On 7 May 2015, at 11:52, Jorge Timón <jtimon@jtimon.cc> wrote:

On Thu, May 7, 2015 at 11:25 AM, Mike Hearn <mike@plan99.net> wrote:
I observed to Wladimir and Gavin in private that this timeline meant a change to the block size was unlikely to get into 0.11, leaving only 0.12, which would give everyone only a few months to upgrade in order to fork the chain by the end of the winter growth season. That seemed tight.

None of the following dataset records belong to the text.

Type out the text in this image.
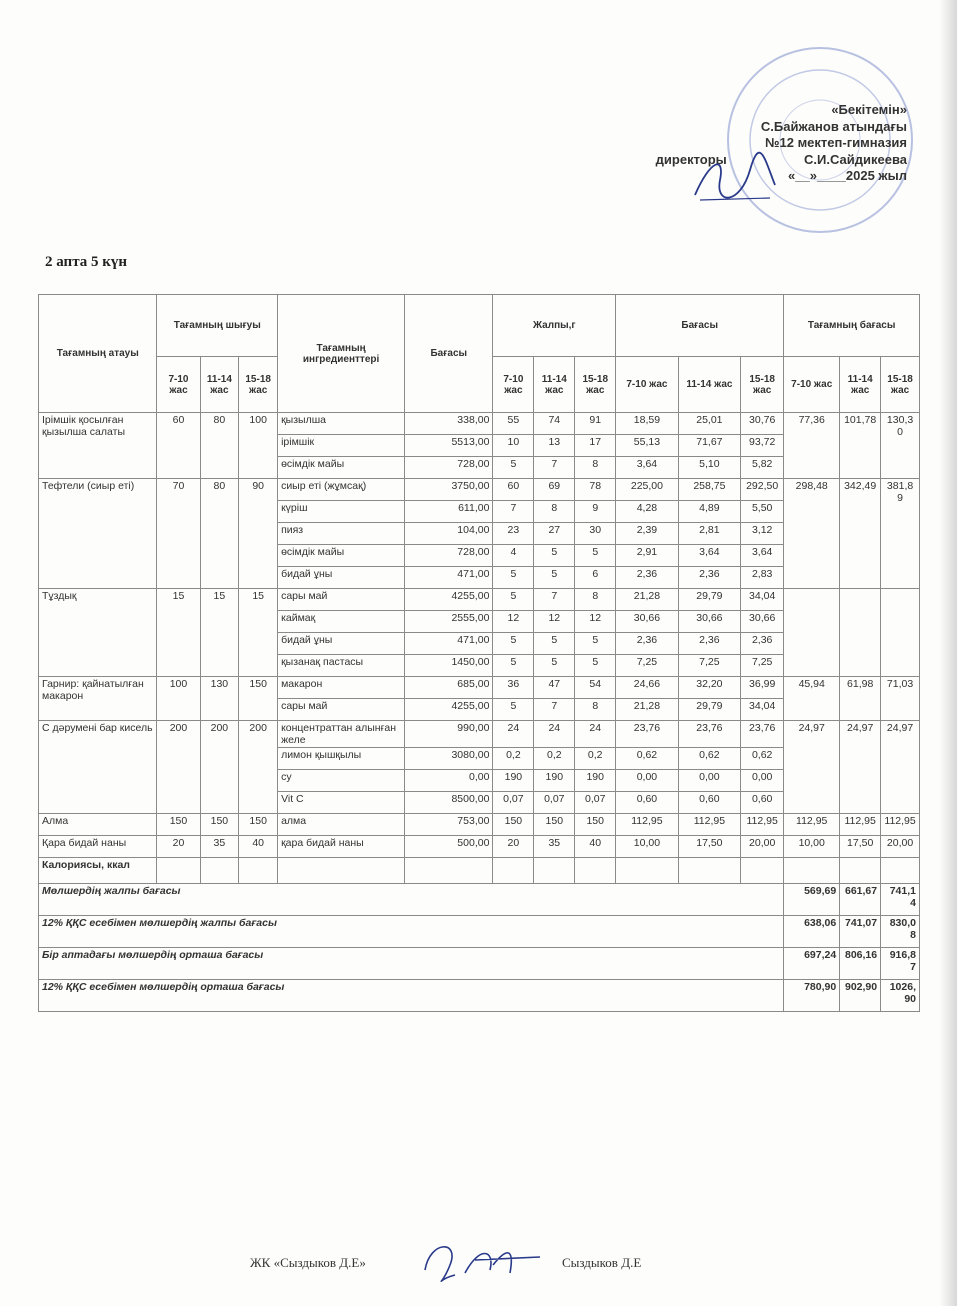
«Бекітемін»
С.Байжанов атындағы
№12 мектеп-гимназия
директоры	С.И.Сайдикеева
«__»____2025 жыл
2 апта 5 күн
Тағамның атауы	Тағамның шығуы			Тағамның ингредиенттері	Бағасы	Жалпы,г			Бағасы			Тағамның бағасы		
	7-10 жас	11-14 жас	15-18 жас			7-10 жас	11-14 жас	15-18 жас	7-10 жас	11-14 жас	15-18 жас	7-10 жас	11-14 жас	15-18 жас
Ірімшік қосылған қызылша салаты	60	80	100	қызылша	338,00	55	74	91	18,59	25,01	30,76	77,36	101,78	130,30
				ірімшік	5513,00	10	13	17	55,13	71,67	93,72			
				өсімдік майы	728,00	5	7	8	3,64	5,10	5,82			
Тефтели (сиыр еті)	70	80	90	сиыр еті (жұмсақ)	3750,00	60	69	78	225,00	258,75	292,50	298,48	342,49	381,89
				күріш	611,00	7	8	9	4,28	4,89	5,50			
				пияз	104,00	23	27	30	2,39	2,81	3,12			
				өсімдік майы	728,00	4	5	5	2,91	3,64	3,64			
				бидай ұны	471,00	5	5	6	2,36	2,36	2,83			
Тұздық	15	15	15	сары май	4255,00	5	7	8	21,28	29,79	34,04			
				каймақ	2555,00	12	12	12	30,66	30,66	30,66			
				бидай ұны	471,00	5	5	5	2,36	2,36	2,36			
				қызанақ пастасы	1450,00	5	5	5	7,25	7,25	7,25			
Гарнир: қайнатылған макарон	100	130	150	макарон	685,00	36	47	54	24,66	32,20	36,99	45,94	61,98	71,03
				сары май	4255,00	5	7	8	21,28	29,79	34,04			
С дәрумені бар кисель	200	200	200	концентраттан алынған желе	990,00	24	24	24	23,76	23,76	23,76	24,97	24,97	24,97
				лимон қышқылы	3080,00	0,2	0,2	0,2	0,62	0,62	0,62			
				су	0,00	190	190	190	0,00	0,00	0,00			
				Vit C	8500,00	0,07	0,07	0,07	0,60	0,60	0,60			
Алма	150	150	150	алма	753,00	150	150	150	112,95	112,95	112,95	112,95	112,95	112,95
Қара бидай наны	20	35	40	қара бидай наны	500,00	20	35	40	10,00	17,50	20,00	10,00	17,50	20,00
Калориясы, ккал														
Мөлшердің жалпы бағасы												569,69	661,67	741,14
12% ҚҚС есебімен мөлшердің жалпы бағасы												638,06	741,07	830,08
Бір аптадағы мөлшердің орташа бағасы												697,24	806,16	916,87
12% ҚҚС есебімен мөлшердің орташа бағасы												780,90	902,90	1026,90
ЖК «Сыздыков Д.Е»	Сыздыков Д.Е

Can you please elaborate on what terrible things will happen if we
don't increase the block size by winter this year?
I assume that you are expecting full blocks by then, have you used any
statistical technique to come up with that date or is it just your
guess?
Because I love wild guesses and mine is that full 1 MB blocks will not
happen until June 2017.

I've been looking at this problem for quite a while (Gavin cited some of my work a few days ago) so thought I'd chime in with a few thoughts (some of which I've not published). I believe the major problem here is that this isn't just an engineering decision; the reaction of the miners will actually determine the success or failure of any course of action. In fact any decision forced upon them may backfire if they collectively take exception to it. It's worth bearing in mind that most of the hash rate is now under the control of relatively large companies, many of whom have investors who are expecting to see returns; it probably isn't sufficient to just expect them to "do the right thing".

We're seeing plenty of full 1M byte blocks already and have been for months. Typically whenever we have one of the large inter-block gaps then these are often followed by one (and sometimes several) completely full blocks (full by the definition of whatever the miner wanted to use as a size limit).

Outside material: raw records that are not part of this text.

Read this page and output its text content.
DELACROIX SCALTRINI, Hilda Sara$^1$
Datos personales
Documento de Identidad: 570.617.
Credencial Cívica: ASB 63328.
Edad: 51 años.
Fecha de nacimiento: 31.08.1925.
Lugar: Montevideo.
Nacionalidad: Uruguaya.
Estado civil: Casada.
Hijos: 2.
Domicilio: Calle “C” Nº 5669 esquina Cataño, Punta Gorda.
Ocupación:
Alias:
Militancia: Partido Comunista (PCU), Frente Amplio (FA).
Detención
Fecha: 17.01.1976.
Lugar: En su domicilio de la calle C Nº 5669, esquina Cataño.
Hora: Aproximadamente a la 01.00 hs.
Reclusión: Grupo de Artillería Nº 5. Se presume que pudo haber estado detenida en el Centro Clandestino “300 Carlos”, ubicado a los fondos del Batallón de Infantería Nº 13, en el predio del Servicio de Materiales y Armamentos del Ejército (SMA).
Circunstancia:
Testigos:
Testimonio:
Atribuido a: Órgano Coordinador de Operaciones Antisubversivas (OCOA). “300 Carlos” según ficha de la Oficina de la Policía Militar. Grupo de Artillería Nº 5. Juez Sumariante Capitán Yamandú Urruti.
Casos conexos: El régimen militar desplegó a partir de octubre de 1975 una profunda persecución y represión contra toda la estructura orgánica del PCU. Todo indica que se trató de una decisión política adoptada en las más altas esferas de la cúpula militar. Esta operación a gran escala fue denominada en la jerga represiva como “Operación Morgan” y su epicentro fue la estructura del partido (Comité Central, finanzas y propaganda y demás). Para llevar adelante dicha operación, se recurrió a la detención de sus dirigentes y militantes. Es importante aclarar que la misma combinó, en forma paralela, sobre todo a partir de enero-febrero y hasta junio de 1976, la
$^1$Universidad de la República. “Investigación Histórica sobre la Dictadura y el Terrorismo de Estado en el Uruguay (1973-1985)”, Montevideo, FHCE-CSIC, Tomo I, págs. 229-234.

The problem with this particular discussion is that there are quite a few "knowns" but an equally large number of "unknowns". Let's look at them:

Known: There has been a steady trend towards the mean block size getting larger. See https://blockchain.info/charts/avg-block-size?timespan=all&showDataPoints=false&daysAverageString=7&show_header=true&scale=0&address=

Known: Now the trend was definitely increasing quite quickly last year but for the last few months has been slowing down, however we did see pretty much a 2x increase in mean block sizes in 2014.

Known: For most of 2015 we've actually been seeing that rate slow quite dramatically, but the total numbers of transactions are still rising so we're seeing mean transaction sizes have been reducing, and that tallies with seeing more transactions per block: https://blockchain.info/charts/n-transactions-per-block?timespan=all&showDataPoints=false&daysAverageString=7&show_header=true&scale=0&address=

Unknown: Why are seeing more smaller transactions? Are we simply seeing more efficient use of blockchain resources or have some large consumers of block space going away? How much more block space compression might be possible in, say, the next 12 months?

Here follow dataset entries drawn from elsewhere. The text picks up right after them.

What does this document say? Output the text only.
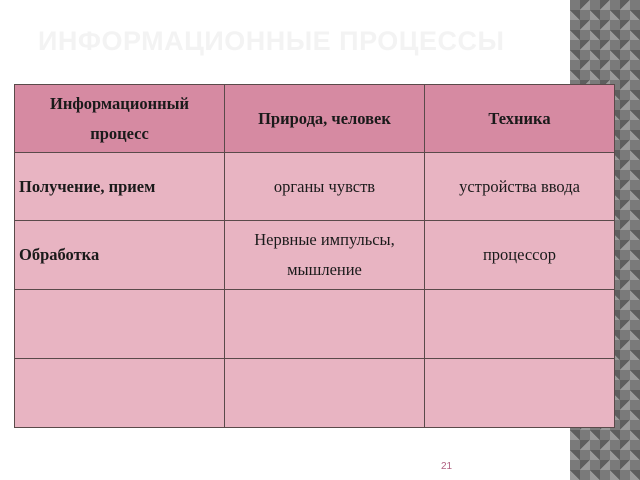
ИНФОРМАЦИОННЫЕ ПРОЦЕССЫ
Информационный процесс	Природа, человек	Техника
Получение, прием	органы чувств	устройства ввода
Обработка	Нервные импульсы, мышление	процессор

21
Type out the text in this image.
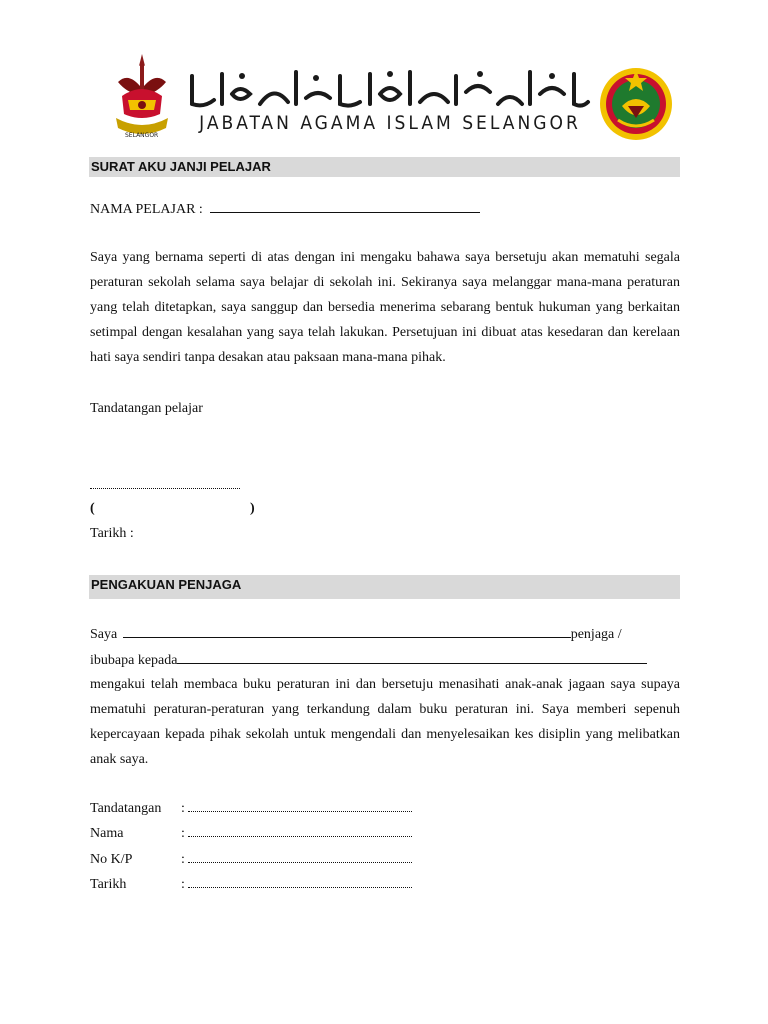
SELANGOR
JABATAN AGAMA ISLAM SELANGOR
SURAT AKU JANJI PELAJAR
NAMA PELAJAR :
Saya yang bernama seperti di atas dengan ini mengaku bahawa saya bersetuju akan mematuhi segala peraturan sekolah selama saya belajar di sekolah ini. Sekiranya saya melanggar mana-mana peraturan yang telah ditetapkan, saya sanggup dan bersedia menerima sebarang bentuk hukuman yang berkaitan setimpal dengan kesalahan yang saya telah lakukan. Persetujuan ini dibuat atas kesedaran dan kerelaan hati saya sendiri tanpa desakan atau paksaan mana-mana pihak.
Tandatangan pelajar
(	)
Tarikh :
PENGAKUAN PENJAGA
Saya	penjaga /
ibubapa kepada
mengakui telah membaca buku peraturan ini dan bersetuju menasihati anak-anak jagaan saya supaya mematuhi peraturan-peraturan yang terkandung dalam buku peraturan ini. Saya memberi sepenuh kepercayaan kepada pihak sekolah untuk mengendali dan menyelesaikan kes disiplin yang melibatkan anak saya.
Tandatangan :
Nama	:
No K/P	:
Tarikh	:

Known: If we reach the point where all blocks are 1M bytes then there's a major problem in terms of transaction confirmation. I published an analysis of the impact of different mean block sizes against confirmation times: http://hashingit.com/analysis/34-bitcoin-traffic-bulletin. The current 35% to 45% mean block size doesn't have a huge impact on transaction confirmations (assuming equal fees for all) but once we're up at 80% then things start to get unpleasant. Instead of 50% of first confirmations taking about 7 minutes they instead take nearer to 19 minutes.

Known: There are currently a reasonably large number of zero-fee transactions getting relayed and mined. If things start to slow down then there will be a huge incentive to delay them (or drop them altogether).

Unknown: If block space starts to get more scarce then how will this affect the use of the blockchain? Do the zero-fee TXs move to some batched transfer solution via third party? Do people start to get smarter about how TXs are encoded? Do some TXs go away completely (there are a lot of long-chain transactions that may simply be "noise" creating an artificially inflated view of transaction volumes)?

Known: There's a major problem looming for miners at the next block reward halving. Many are already in a bad place and without meaningful fees then sans a 2x increase in the USD:BTC ratio then many will simply have to leave the network, increasing centralisation risks. There seems to be a fairly pervasive assumption that the 300-ish MW of power that they currently use is going to pay for itself (ignoring capital and other operating costs).

Unknown: If the block size is increased and yet more negligible fee transactions are dumped onto the network then that might well motivate some large fraction of miners to start to clamp block sizes or reject transactions below a certain fee threshold; they can easily create their own artificial scarcity if enough of them feel it is in their interest (it's not the most tricky setting to change). One can well imagine VC investors in mining groups asking why they're essentially subsidising all of the other VC-funded Bitcoin startups.

Known: the orphan rate is still pretty-high even with everyone's fast connections. If we assume that 20M byte blocks become possible then that's likely to increase.

Unknown: What are the security implications for larger blocks (this one (at least) can be simulated though)? For example, could large blocks with huge numbers of trivial transactions be used to put other validators at a disadvantage in a variant of a selfish mining attack? I've seen objections that such bad actors could be blacklisted in the future but it's not clear to me how. A private mining pool can trivially be made to appear like 100 pools of 1% of the size without significantly affecting the economics of running that private mine.